Personal information
- Born: July 13, 1986 (age 39)
- Nationality: American / Vietnamese
- Listed height: 6 ft 3 in (1.91 m)
- Listed weight: 198 lb (90 kg)

Career information
- High school: John A. Rowland High School (Rowland Heights, California)
- College: Concordia (2004–2007) Biola (2007–2008)
- NBA draft: 2008: undrafted
- Playing career: 2012–present

Career history
- 2012–2014: Saigon Heat

Career highlights
- San Gabriel Valley Player of the Year; 2003 Big Time "C" Division MVP;

= Larry Tieu =

American professional basketball player (born 1986)

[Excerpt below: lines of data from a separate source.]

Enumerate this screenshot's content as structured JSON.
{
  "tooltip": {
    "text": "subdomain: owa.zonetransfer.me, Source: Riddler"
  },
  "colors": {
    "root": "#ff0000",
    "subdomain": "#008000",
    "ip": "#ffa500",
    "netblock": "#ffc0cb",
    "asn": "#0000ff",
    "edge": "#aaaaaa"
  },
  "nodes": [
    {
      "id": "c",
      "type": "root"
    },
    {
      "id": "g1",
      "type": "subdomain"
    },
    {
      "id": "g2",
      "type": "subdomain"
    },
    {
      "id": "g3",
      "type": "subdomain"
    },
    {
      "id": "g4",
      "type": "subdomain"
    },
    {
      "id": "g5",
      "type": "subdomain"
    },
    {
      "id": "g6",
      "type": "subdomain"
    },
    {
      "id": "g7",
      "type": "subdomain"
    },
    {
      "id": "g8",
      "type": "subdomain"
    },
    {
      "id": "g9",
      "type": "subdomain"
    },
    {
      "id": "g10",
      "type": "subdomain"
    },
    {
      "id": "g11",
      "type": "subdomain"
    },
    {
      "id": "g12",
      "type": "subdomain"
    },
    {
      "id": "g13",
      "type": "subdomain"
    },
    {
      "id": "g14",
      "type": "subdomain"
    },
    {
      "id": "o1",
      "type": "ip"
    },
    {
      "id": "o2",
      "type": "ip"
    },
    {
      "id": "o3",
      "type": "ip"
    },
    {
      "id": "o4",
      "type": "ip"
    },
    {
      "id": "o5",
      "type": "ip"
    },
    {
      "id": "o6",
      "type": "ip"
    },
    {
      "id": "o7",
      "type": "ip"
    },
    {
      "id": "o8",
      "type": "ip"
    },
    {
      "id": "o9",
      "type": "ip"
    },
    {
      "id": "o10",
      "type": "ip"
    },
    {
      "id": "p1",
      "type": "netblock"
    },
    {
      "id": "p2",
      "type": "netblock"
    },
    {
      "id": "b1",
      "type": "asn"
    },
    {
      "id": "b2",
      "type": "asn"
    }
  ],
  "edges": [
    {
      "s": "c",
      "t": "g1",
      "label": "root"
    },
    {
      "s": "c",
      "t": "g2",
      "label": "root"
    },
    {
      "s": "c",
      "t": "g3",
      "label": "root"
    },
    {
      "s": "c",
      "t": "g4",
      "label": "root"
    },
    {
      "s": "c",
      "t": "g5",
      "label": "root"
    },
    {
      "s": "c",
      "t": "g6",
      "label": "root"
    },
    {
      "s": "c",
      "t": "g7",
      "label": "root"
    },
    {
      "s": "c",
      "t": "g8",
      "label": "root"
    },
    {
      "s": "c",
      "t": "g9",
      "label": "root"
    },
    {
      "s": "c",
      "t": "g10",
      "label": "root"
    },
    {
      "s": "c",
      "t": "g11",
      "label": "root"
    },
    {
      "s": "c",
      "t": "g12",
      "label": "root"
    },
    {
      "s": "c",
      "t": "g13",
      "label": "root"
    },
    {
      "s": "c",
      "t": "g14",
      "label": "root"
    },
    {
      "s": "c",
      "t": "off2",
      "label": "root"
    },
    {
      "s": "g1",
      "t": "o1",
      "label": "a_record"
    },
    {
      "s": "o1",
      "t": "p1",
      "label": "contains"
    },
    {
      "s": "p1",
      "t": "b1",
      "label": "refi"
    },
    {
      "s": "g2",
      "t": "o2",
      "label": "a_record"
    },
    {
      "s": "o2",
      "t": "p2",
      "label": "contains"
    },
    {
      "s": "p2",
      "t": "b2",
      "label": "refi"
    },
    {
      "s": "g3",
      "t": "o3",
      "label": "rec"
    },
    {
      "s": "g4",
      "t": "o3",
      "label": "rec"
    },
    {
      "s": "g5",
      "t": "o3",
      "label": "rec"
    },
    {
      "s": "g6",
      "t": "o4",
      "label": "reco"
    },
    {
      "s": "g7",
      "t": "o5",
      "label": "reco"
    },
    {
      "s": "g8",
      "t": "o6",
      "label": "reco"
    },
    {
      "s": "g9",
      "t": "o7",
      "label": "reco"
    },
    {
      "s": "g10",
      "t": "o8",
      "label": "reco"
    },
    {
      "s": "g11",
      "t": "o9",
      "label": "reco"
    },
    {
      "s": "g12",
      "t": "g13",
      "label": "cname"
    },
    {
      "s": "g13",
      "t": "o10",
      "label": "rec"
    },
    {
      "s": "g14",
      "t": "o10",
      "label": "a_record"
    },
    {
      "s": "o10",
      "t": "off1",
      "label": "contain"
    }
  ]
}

Larry Tieu (born July 13, 1986) is an American professional basketball player who last played for the Saigon Heat of the ASEAN Basketball League (ABL). Tieu holds dual citizenship in the United States and Vietnam due to his parents having Vietnamese citizenship.

==High school==
In high school, Tieu attended Rowland High School. He played 4 years of Varsity basketball and started all 4 years. Larry and the Raiders captured league championships in 2002, 2003, and 2004. In the summer prior to his senior year, Larry made the all tournament team at the prestigious 2003 Adidas "Big Time" tournament. In his senior year, Larry was selected as the San Gabriel Valley Player of the Year.

==College==
Tieu started his college career at Concordia University in 2004. However, he would leave Concordia in his junior year and would finish his career at Biola University.

==Pro career==

===Saigon Heat===
In 2012, Tieu joined the Heat before the start of the 2013 ABL season.